Fe-quercetin nanozyme: unveiling the chemistry of phenol metal-ligand complexes in reactive oxygen species scavenging

Abstract Reactive oxygen species (ROS) are necessary for cellular metabolism and defence signals, however, imbalanced amounts can lead to major health consequences. Conventional methods use natural enzymes as well as chemical antioxidants for scavenging ROS. Natural enzymes exhibit limitations related to stability, cost-effectiveness, and efficacy in physiological environments. To address these challenges, we synthesized an iron-quercetin (FeQ) coupled nanozyme that integrates iron's catalytic characteristics with quercetin’s antioxidant capabilities. The ROS scavenging activity of nanozyme was analyzed using crystal violet dye and Fenton reaction. We optimized various factors that influence FeQ nanozyme activity, including hydrogen peroxide (H 2 O 2 ), dye, and nanozyme concentrations.
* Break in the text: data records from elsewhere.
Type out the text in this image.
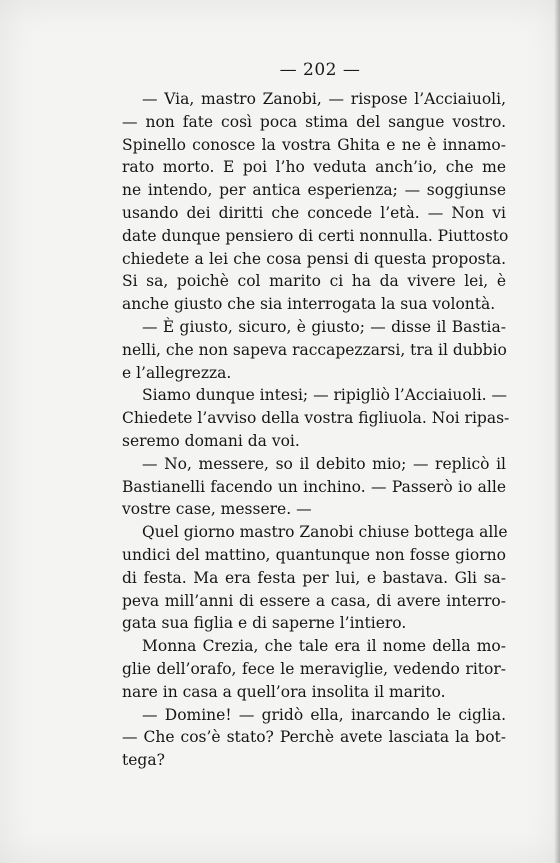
— 202 —
— Via, mastro Zanobi, — rispose l’Acciaiuoli,
— non fate così poca stima del sangue vostro.
Spinello conosce la vostra Ghita e ne è innamo-
rato morto. E poi l’ho veduta anch’io, che me
ne intendo, per antica esperienza; — soggiunse
usando dei diritti che concede l’età. — Non vi
date dunque pensiero di certi nonnulla. Piuttosto
chiedete a lei che cosa pensi di questa proposta.
Si sa, poichè col marito ci ha da vivere lei, è
anche giusto che sia interrogata la sua volontà.
— È giusto, sicuro, è giusto; — disse il Bastia-
nelli, che non sapeva raccapezzarsi, tra il dubbio
e l’allegrezza.
Siamo dunque intesi; — ripigliò l’Acciaiuoli. —
Chiedete l’avviso della vostra figliuola. Noi ripas-
seremo domani da voi.
— No, messere, so il debito mio; — replicò il
Bastianelli facendo un inchino. — Passerò io alle
vostre case, messere. —
Quel giorno mastro Zanobi chiuse bottega alle
undici del mattino, quantunque non fosse giorno
di festa. Ma era festa per lui, e bastava. Gli sa-
peva mill’anni di essere a casa, di avere interro-
gata sua figlia e di saperne l’intiero.
Monna Crezia, che tale era il nome della mo-
glie dell’orafo, fece le meraviglie, vedendo ritor-
nare in casa a quell’ora insolita il marito.
— Domine! — gridò ella, inarcando le ciglia.
— Che cos’è stato? Perchè avete lasciata la bot-
tega?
This research evaluates the effect of H 2 O 2 on ROS generation across a concentration range of 1–15 mM, demonstrating that a 10 mM concentration achieved a degradation efficiency of 65.7%. The optimal dye concentrations were determined to range between 68.6 and 274.4 μM, achieving a degradation efficiency of 75.78% with a concentration of 137.2 μM. The impact of the nanozyme was evaluated at concentrations ranging from 0.04 to 0.1 mg ml −1 , with notable scavenging of ROS observed at 0.08 mg ml −1 , resulting in a degradation efficiency of 72.48%. The FeQ nanozyme, with a concentration of 0.08 mg ml −1 , effectively scavenged ROS from 10 mM H 2 O 2 , while maintaining the integrity of the dye at a concentration of 137.2 μM. Approximately 70% of dye degraded under control conditions, but only 8% in the presence of nanozymes. FeQ nanozymes ROS scavenging properties suggest therapeutic implications for neurological disorders, cancer, and inflammation.